Macroscopic Hausdorff dimension of the level sets of the Airy processes
Sudeshna Bhattacharjee, Fei Pu
TL;DR
This paper determines the macroscopic (large-scale) multifractal geometry of the level sets of the Airy$_1$ and Airy$_2$ processes. By leveraging the KKX17 macroscopic Hausdorff framework, association inequalities, and sharp tail bounds from exponential Last Passage Percolation, it shows that the upper-level sets have dimension ${\rm Dim_H}=1-\gamma^{3/2}$ and the lower-level sets have dimension ${\rm Dim_H}=1-\gamma^{3}$ for $\gamma\in(0,1)$, revealing a precise large-scale fractal structure of tall peaks and deep valleys. The results unify the behavior of both Airy processes at macroscopic scales and emphasize the multifractal nature of their extremal height fluctuations.
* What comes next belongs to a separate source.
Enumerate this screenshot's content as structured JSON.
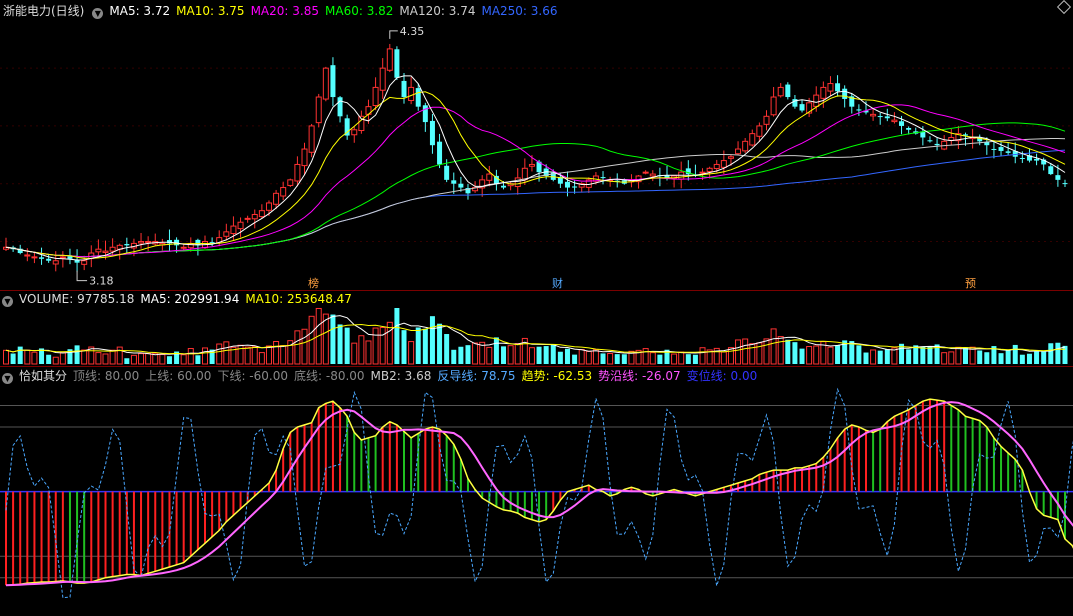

The methods connect stochastic growth models in the KPZ class with rigorous fractal-geometry analysis via probabilistic tail estimates and association properties.
Abstract
We study the Macroscopic Hausdorff dimension of the upper and lower level sets of the Airy processes, following the general method developed in Khoshnevisan et al. \cite{KKX17}. For the Airy$_1$ process, the approach to macroscopic Hausdorff dimension of level sets hinges on some inequalities for its joint probabilities, while for the Airy$_2$ process, we make use of some quantitative estimates on the tail probabilities of its maximum and minimum over an interval.